“如果我们去,”她慢慢说,“可能会找到她留下的东西。但也可能会被抓住。”
阿普没有说话。
“你愿意陪我去吗?”
她的眼睛又黑又深,像那天在河边看他的时候一样。
阿普想起老僧说的话:你像这条河。什么都有了,什么都不纯粹。
但此刻他忽然觉得,纯粹不纯粹,没那么重要。
“我去。”他说。
傍晚的时候,乃康又来了。
他把一个包袱放在桌上,打开,里面是两套旧衣服——一套男装,一套女装,都是平民穿的粗布衣。
“换上。”他说,“明天一早,我送你们出城。”
阿普愣了一下:“出城?”
“对。”乃康说,“城里待不住了。今天下午,帕碧罗阇的人来过日本町,挨家挨户问有没有见过陌生人。我们这里偏,还没搜到。但明天就难说了。”
他看了一眼窗外。
“你们要去的地方,在地图上标着对吧?那是城外。趁现在城门还开着,赶紧走。”
阿普和琬帕对视一眼。
“你帮我们出城?”琬帕问。
“我送你们到河边。”乃康说,“剩下的路,你们自己走。我能做的就这些了。”
他站起来,走到墙边,把那把锈刀取下来。
“这是我父亲留下的。他说,日本人的刀,要留给日本人的后代。
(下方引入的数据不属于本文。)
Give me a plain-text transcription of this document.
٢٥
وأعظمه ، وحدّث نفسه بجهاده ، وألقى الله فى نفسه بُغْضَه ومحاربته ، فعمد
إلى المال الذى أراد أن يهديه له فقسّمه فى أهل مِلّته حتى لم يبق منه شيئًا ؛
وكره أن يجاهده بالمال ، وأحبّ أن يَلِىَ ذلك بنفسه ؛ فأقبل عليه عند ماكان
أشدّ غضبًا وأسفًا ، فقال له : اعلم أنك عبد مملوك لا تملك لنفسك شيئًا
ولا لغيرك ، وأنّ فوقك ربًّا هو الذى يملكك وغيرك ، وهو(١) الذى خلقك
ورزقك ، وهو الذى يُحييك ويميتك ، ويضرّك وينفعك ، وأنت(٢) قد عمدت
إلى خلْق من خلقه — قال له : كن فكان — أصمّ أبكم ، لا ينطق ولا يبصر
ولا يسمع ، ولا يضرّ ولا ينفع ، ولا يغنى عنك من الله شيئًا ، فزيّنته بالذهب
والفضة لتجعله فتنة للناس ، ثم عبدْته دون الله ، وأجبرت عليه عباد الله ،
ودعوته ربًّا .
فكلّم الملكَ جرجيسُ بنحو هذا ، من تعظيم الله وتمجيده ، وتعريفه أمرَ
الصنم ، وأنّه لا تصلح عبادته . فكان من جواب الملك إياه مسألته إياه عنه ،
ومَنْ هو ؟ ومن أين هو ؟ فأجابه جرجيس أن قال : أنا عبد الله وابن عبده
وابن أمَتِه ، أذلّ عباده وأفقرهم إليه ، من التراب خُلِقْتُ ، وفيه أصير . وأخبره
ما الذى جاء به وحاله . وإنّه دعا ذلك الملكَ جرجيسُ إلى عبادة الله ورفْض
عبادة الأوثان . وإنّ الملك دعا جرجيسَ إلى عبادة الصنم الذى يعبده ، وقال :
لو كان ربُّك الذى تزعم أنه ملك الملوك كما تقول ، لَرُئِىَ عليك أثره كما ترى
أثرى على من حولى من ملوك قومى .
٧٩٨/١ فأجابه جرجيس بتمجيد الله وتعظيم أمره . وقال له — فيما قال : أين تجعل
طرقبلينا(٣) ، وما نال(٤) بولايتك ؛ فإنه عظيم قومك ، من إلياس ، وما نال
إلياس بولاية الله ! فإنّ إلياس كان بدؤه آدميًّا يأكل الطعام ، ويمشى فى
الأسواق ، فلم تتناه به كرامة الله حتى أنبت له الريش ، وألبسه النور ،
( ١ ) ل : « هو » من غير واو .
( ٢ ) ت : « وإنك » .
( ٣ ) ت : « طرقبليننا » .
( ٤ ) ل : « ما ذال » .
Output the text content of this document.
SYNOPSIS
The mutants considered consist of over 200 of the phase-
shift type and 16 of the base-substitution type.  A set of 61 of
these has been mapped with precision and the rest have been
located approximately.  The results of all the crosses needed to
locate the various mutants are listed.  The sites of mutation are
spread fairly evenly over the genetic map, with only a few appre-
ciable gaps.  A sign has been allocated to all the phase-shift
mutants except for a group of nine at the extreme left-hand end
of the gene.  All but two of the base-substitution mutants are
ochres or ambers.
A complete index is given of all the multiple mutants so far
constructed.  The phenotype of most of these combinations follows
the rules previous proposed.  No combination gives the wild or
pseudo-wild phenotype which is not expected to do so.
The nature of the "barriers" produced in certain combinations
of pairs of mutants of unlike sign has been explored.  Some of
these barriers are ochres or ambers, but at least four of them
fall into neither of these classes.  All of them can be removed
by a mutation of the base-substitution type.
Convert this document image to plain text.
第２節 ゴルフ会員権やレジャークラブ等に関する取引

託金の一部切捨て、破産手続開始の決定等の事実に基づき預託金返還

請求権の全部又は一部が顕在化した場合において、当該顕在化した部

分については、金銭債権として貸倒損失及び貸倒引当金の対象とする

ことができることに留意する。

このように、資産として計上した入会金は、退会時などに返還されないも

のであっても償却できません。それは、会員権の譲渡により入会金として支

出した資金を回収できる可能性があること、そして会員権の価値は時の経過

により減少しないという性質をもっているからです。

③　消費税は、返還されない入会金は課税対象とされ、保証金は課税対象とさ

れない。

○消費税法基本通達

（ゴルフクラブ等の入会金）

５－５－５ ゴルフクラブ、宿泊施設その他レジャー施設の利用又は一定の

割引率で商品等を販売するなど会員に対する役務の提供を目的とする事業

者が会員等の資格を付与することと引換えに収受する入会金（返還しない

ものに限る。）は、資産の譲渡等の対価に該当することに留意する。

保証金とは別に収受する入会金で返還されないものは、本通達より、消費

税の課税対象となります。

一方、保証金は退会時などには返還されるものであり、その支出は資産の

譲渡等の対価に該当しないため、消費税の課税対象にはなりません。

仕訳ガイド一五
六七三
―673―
”他把刀递给阿普,“你父亲是日本人,这把刀给你。”
阿普接过刀,沉甸甸的。刀鞘已经破旧,但刀柄上的纹路还清晰可见。
“谢谢。”
乃康摆摆手:“别谢我。谢你父亲。他救过我三次,我还他一次,还欠两次。”
他转身要走,又停住,回头看着阿普。
“你父亲临死前跟我说,他这辈子最遗憾的,是没能带你回日本看看。他说,那里的樱花很好看,你一定会喜欢。”
阿普鼻子一酸,低下头去。
乃康推门走了。
屋里安静下来。琬帕站在窗边,看着外面的暮色。阿普握着那把刀,刀柄上还残留着旧日的气息。
过了很久,琬帕轻声说:
“等这件事完了,我陪你去日本看樱花。”
阿普抬起头,看着她。
暮色里,她的脸朦朦胧胧,看不清表情。但她的声音很轻,很软,像那天晚上说“现在有人拉着我跑了”的时候一样。
阿普想说点什么,但话到嘴边又咽了回去。
他只是点了点头。
夜深了。
他们把东西收拾好。日记包在油布里,簪子用布裹了塞进怀里,地图折好贴身放着。阿普把那把刀系在腰上,试着拔了拔,刀刃虽然有些锈,但依然锋利。
“睡一会儿吧。”琬帕说,“天亮之前就要走。”
阿普点点头,靠在墙边闭上眼睛。